Making the sudden shift from in-person courses to remote classes has challenged students and instructors alike this spring quarter, 2020. As UC Davis scholars participate in social distancing, we greatly appreciate organized and easily accessible online courses. The course website for my computer architecture course (taught by Dr. Jason Lowe-Power) makes accessing class materials and learning new content convenient and enjoyable. As this website has highlighted the importance of organization and intuitive design for online courses, instructors may want to consider some of these techniques in designing their course websites, whether they be on UC Davis Canvas or otherwise. 

  • Organize information with modules. In the computer architecture course website, the lecture materials are clearly organized into modules that consist of several lecture videos, quizzes, and assignments. In Canvas, modules work as “buckets” that allow instructors to store all of the files, videos, discussion pages, and assignments that a student will need to access a specific portion of the course. This greatly improves organization and helps clarify what is required of students for each module. 
  • Control the flow of content with pages. Professor Lowe-Power’s module pages (example) often begin with a fun and relevant comic strip, followed by a list of the required readings, some text introducing the content, and then several embedded videos with brief descriptions. Organizing a module in this manner gives the content a clear progression and uses the medium of a webpage for online instruction to its fullest effect.
  • Create bite-size videos. Professor Lowe-Power’s course website has several 7-20 minute lecture videos embedded into a page for each section of the course. Playlists of shorter videos are more approachable than a single long lecture video, for they keep the information neatly organized, and allow students to take screen breaks without losing their place. 
  • Create focused navigation bars. Lowe-Power’s course site utilizes a navigation bar at the top of the site that links to lecture materials, a due date calendar, the syllabus, and assignment resources. Prioritizing only the most important links on this panel significantly improves clarity and cuts down on time searching for the correct link. I recommend that in Canvas instructors should limit their navigation bars to only the frequently used pages. 
  • Contribute to open educational resources. A bonus effect of course websites is that they make information open to the public instead locking it behind a paywall. Professor Lowe-Power, a proponent of open education, states “if I cared about my intellectual property staying mine and not getting out, then I wouldn’t be able to do what I do.” Canvas has a setting that allows instructors to make their courses publicly visible while keeping student data private. 

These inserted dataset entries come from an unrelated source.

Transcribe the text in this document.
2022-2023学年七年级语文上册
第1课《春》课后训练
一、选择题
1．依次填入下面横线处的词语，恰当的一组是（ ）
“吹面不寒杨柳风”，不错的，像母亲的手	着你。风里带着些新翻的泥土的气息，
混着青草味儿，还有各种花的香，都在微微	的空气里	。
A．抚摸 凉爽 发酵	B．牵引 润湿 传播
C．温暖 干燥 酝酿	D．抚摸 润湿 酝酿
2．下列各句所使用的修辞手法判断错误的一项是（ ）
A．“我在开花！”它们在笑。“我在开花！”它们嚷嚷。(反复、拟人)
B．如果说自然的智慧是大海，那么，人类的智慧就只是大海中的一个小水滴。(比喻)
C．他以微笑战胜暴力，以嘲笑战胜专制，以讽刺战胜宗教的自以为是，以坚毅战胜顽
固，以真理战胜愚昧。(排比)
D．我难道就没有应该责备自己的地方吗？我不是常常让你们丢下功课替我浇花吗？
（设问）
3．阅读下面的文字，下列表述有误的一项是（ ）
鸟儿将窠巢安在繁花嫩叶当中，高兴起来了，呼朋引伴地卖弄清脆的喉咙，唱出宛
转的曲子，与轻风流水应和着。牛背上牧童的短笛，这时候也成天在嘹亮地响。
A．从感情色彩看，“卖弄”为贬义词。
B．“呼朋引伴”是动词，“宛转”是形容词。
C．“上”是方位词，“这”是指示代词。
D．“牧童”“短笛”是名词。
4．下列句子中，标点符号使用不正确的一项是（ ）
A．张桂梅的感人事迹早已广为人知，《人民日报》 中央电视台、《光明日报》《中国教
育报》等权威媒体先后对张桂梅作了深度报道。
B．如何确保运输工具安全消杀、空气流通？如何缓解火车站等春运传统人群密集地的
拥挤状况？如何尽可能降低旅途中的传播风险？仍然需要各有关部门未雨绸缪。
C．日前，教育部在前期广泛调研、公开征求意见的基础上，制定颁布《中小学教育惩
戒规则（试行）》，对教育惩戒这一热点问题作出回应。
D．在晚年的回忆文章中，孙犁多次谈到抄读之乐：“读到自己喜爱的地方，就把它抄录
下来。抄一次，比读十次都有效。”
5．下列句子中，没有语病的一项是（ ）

Although these improvements can all be made in Canvas, Lowe-Power claims that for an instructor with some computing experience, a course website is “just as easy to develop as putting everything in Canvas.” He notes that instructors only need experience with “Git, Github, and Markdown” to create a similar website. Lowe-Power created his site with a static site generator called Jekyll, which hosts websites directly from a Github repository. 

As students spend more time online for their education, they appreciate interfaces that are organized, intuitive, and easy to use. Instructors might consider some of these techniques as they prepare for future online courses.